What are Generative Models and GANs? The Magic of Computer Vision
- Generative models and GANs are at the core of recent progress in computer vision applications
- This article will introduce you to the world of GANs and its different components
- Some exciting-real world GANs use cases await – let’s dive in!
Can you pick out what’s odd in the below collection of images:
How about this one?
All of the objects and animals in these images have been generated by a computer vision model called Generative Adversarial Networks (GANs)! This is one of the most popular branches of deep learning right now. It certainly helps that they spark our hidden creative streak!
GANs are definitely one of my favorite topics in the deep learning space. I love the variety of different applications we can make using these models – from generating new faces to creating paintings (and filling in missing parts in old paintings)!

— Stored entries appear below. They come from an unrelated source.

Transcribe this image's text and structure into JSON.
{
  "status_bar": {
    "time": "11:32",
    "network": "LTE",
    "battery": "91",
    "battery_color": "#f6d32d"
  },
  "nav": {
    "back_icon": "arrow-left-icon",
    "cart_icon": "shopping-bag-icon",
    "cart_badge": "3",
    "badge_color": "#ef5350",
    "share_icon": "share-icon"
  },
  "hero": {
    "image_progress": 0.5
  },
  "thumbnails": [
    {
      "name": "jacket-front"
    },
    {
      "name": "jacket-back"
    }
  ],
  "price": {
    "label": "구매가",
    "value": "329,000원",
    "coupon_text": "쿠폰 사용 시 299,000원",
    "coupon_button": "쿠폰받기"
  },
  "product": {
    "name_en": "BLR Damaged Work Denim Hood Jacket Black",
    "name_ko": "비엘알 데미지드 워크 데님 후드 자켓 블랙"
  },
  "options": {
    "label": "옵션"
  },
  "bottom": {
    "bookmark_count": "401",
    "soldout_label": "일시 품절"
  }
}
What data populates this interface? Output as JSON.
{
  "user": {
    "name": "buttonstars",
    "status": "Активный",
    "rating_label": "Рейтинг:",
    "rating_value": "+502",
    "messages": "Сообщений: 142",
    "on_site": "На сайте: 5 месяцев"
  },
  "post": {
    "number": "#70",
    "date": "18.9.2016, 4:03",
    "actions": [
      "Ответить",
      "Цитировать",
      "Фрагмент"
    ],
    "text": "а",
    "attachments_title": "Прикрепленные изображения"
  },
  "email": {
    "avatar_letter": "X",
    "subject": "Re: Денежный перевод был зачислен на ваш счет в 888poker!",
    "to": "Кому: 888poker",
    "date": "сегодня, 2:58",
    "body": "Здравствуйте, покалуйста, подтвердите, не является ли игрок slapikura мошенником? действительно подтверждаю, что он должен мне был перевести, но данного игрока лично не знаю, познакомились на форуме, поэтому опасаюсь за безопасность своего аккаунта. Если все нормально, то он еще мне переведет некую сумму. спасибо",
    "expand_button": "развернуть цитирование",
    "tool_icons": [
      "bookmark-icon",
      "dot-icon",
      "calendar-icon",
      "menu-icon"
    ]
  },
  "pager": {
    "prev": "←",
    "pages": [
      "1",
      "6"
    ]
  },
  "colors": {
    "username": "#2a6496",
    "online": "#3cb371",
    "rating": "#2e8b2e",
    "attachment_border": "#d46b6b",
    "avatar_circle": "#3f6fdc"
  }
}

This article is all about introducing you to the world of generative networks and GANs. We will also look at the various applications of these generative networks and deep dive into the components that make them work.
Table of Contents
- What are Generative Models?
- Applications of Generative Models
- Types of Generative Models
- Explicit Density
- Implicit Density
- Understanding Explicit Density Models
- Introduction to Generative Adversarial Networks (GANs)
- The Step-by-Step Training Process of GANs
What are Generative Models?
Let’s understand the idea behind generative models first before we look extensively at its applications. This will help you visualize the different use cases and also later relate to them when we talk about GANs.
In supervised learning problems, we have the independent variables (x) and the target label (y). The aim is to learn a mapping function to map x and y:
Unsupervised learning problems, on the other hand, only have the independent variables (x) and no target label. The aim here is to learn some underlying patterns from the data. Examples of unsupervised learning include clustering, dimensionality reduction, etc.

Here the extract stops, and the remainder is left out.